To use nudges effectively, at the very least, we need to go beyond
I’m going to change [target behaviour] by [insert random BCT I heard about].
to
I’m going to change [target behaviour] by [insert specific BCT] as it influences behaviour through [specific mechanism of action].
Beyond that, several key questions remain to be answered:
When and on whom should we use a nudge-type BCT?
Who should implement them?
Are they actually effective?
If not a nudge-type BCT, then what?
We’ll be back with more answers (and more questions) in Part III. Till then.
Our efforts may even backfire if they throw food waste into the recycling bins and contaminating the bin contents.
Others have also tried classifying nudges in other ways—like System 1 (automatic) vs. System 2 (deliberative) nudges, or goal nudges vs. behavioural nudges.
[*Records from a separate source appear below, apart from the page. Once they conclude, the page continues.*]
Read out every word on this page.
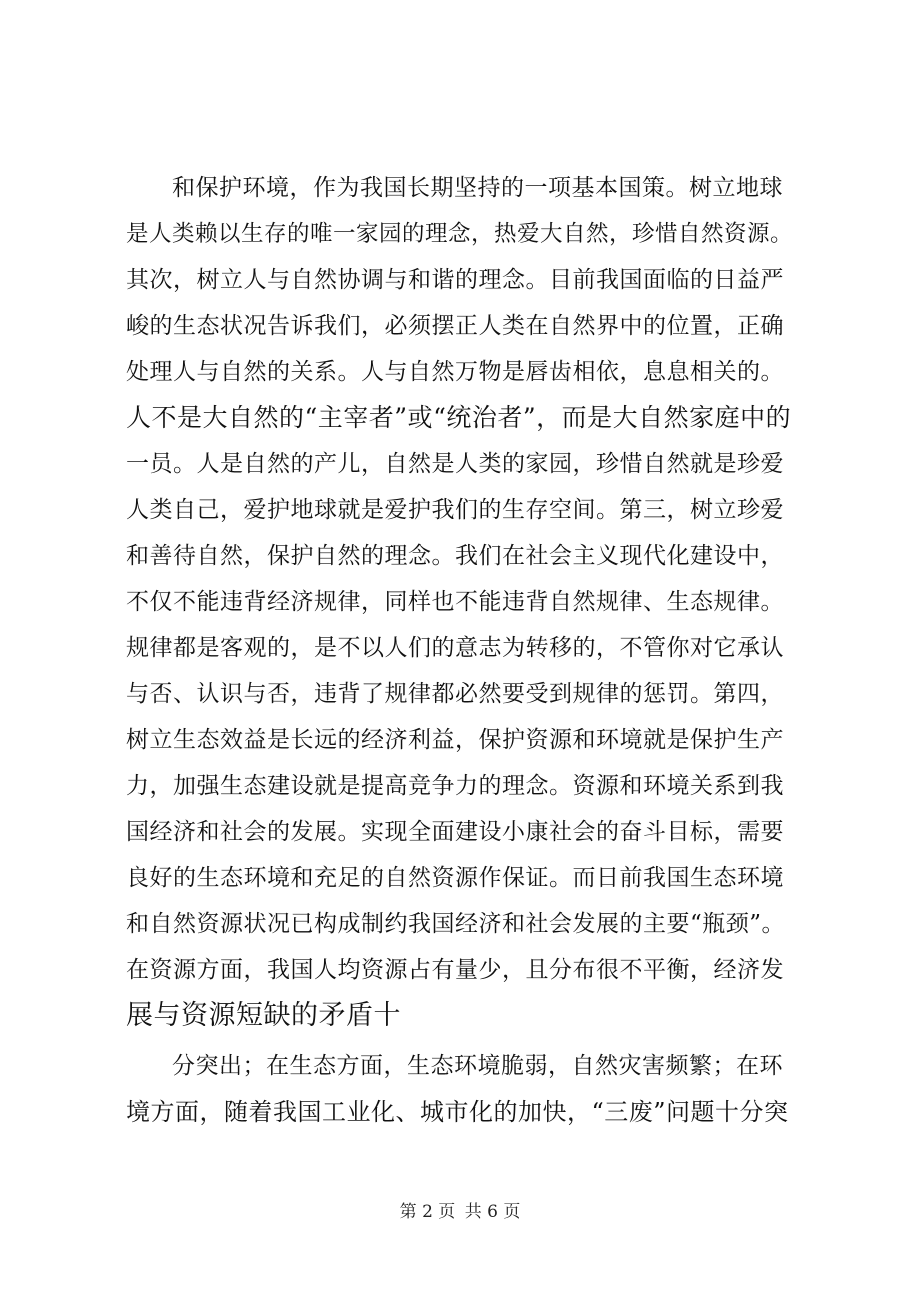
和保护环境，作为我国长期坚持的一项基本国策。树立地球
是人类赖以生存的唯一家园的理念，热爱大自然，珍惜自然资源。
其次，树立人与自然协调与和谐的理念。目前我国面临的日益严
峻的生态状况告诉我们，必须摆正人类在自然界中的位置，正确
处理人与自然的关系。人与自然万物是唇齿相依，息息相关的。
人不是大自然的“主宰者”或“统治者”，而是大自然家庭中的
一员。人是自然的产儿，自然是人类的家园，珍惜自然就是珍爱
人类自己，爱护地球就是爱护我们的生存空间。第三，树立珍爱
和善待自然，保护自然的理念。我们在社会主义现代化建设中，
不仅不能违背经济规律，同样也不能违背自然规律、生态规律。
规律都是客观的，是不以人们的意志为转移的，不管你对它承认
与否、认识与否，违背了规律都必然要受到规律的惩罚。第四，
树立生态效益是长远的经济利益，保护资源和环境就是保护生产
力，加强生态建设就是提高竞争力的理念。资源和环境关系到我
国经济和社会的发展。实现全面建设小康社会的奋斗目标，需要
良好的生态环境和充足的自然资源作保证。而日前我国生态环境
和自然资源状况已构成制约我国经济和社会发展的主要“瓶颈”。
在资源方面，我国人均资源占有量少，且分布很不平衡，经济发
展与资源短缺的矛盾十
分突出；在生态方面，生态环境脆弱，自然灾害频繁；在环
境方面，随着我国工业化、城市化的加快，“三废”问题十分突
第 2 页 共 6 页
We consider these classifications unsatisfactory for reasons that require a separate article.
Better yet, we can present the total estimated cost over the product’s life cycle (say 10 years) and remove the hassle of having to manually compute the costs (error-proofing).
On the other hand, we can also increase effort to discourage behaviours.
The astute reader will also note that these commitments (sometimes called precommitments) are really an extension of implementation intentions, with the addition of programmed outcomes.
This number, while small, is highly consequential considering the reach of the intervention.
There are actually two possible mechanisms here—through classical conditioning (pairing cigarettes with graphic images) and through bringing other meanings into the equation (e.g., smoking = bad parent).